Generator pool parties are the best kind of pool party.
Is that guy second from the left holding a fancy TV news-style video camera? Apparently this was quite the noteworthy party.
Anyway, back to the pool. And the generators!
Interestingly, the photos on the “virtual tour” have file names that call this the “Generac home.” Generac is the company that makes the poolside generators, and their headquarters is located less than an hour from this home.
I thought maybe the home was owned by the CEO or some other high-ranking executive at Generac, but searching for a Generac connection to the owner name listed with the county assessor comes up empty.
I choose to believe that what we’re seeing in these photos is the annual meeting of the international Generac fan club.

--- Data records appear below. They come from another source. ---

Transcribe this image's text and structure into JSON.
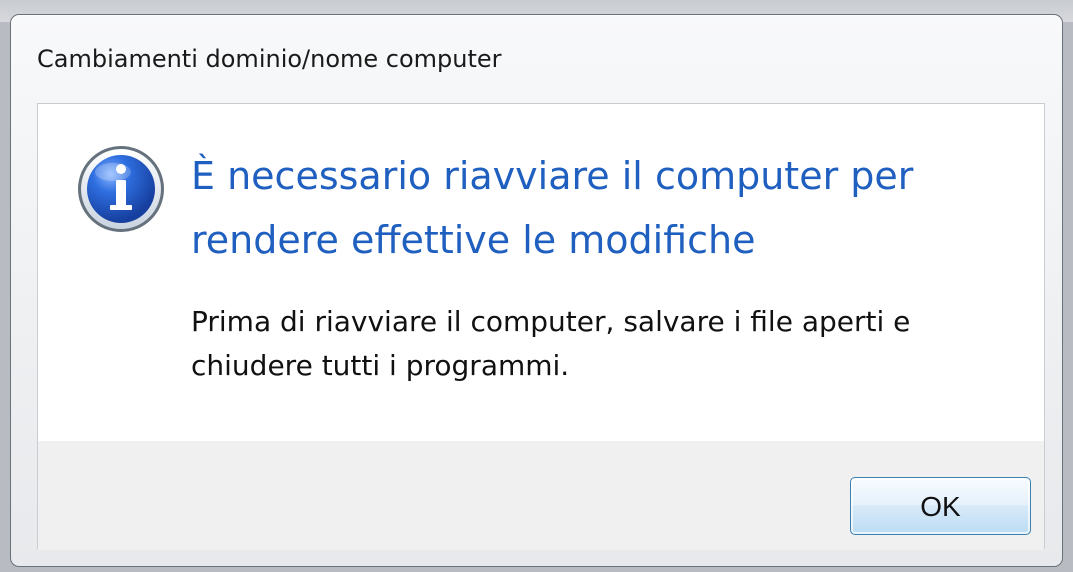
{
  "dialog": {
    "title": "Cambiamenti dominio/nome computer",
    "heading": "È necessario riavviare il computer per\nrendere effettive le modifiche",
    "body": "Prima di riavviare il computer, salvare i file aperti e\nchiudere tutti i programmi.",
    "icon": "info-icon"
  },
  "buttons": {
    "ok_label": "OK"
  },
  "colors": {
    "heading_blue": "#1f5fbf",
    "icon_blue": "#1f4fbf",
    "button_border": "#3c7fb1"
  }
}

I like this place. It’s way outside of my price range, but I can still dream. It approaches the overdone earth tones threshold, but the dark wood trim helps to offset that. It is actually filled with the right kind of stuff to make it work out okay. I’d live here.
I’m with Frodo – I could live here, at least in summer. I’ll pass on northern winters, having grown up outside Chicago. BTW, the Google maps satellite view was shot in winter and shows some very cool ice patterns on Lake Geneva.
I was a bit confused at first: the casework, fixtures, and interior stonework suggests a period home; the exterior doesn’t. Yet those exterior materials would not be used in a historic rehab. Luckily, the virtual tour’s Design & Construction tab states this is a newer home. Kudos on the interiors, then!
Although… it also says the interior columns are structural. How does that work, given their weird, segmented design? What happens when the house settles? There isn’t a lot of design tolerance to accommodate much movement. Ancient columns were often built of layered, horizontal slabs anchored together inside with bronze spikes. That wouldn’t help a lot here, as the sections are taller than they are wide. While these look pretty good, I’d have used another ancient technique – plastering over the entire column to make it look like one giant piece of stone. Much more impressive. And it’s not like the designer was trying to be “honest” with his/her materials. The exterior stonework is not structural (or even structural looking) and the fancy “plaster” ceiling in the living room is admittedly just painted tin!
There are some interesting pics at the bottom of that Design & Construction tab, in part showing the bent plywood core of the “stone” towers being hoisted into place. Not what I expected. (Nor are the multiple spelling and grammatical errors at both the listing and the virtual tour.)
As for the generators… if one of the honored “guests” decides to join in the pool party, the results will be positively electrifying! Because it just ain’t a party unless you go home totally fried.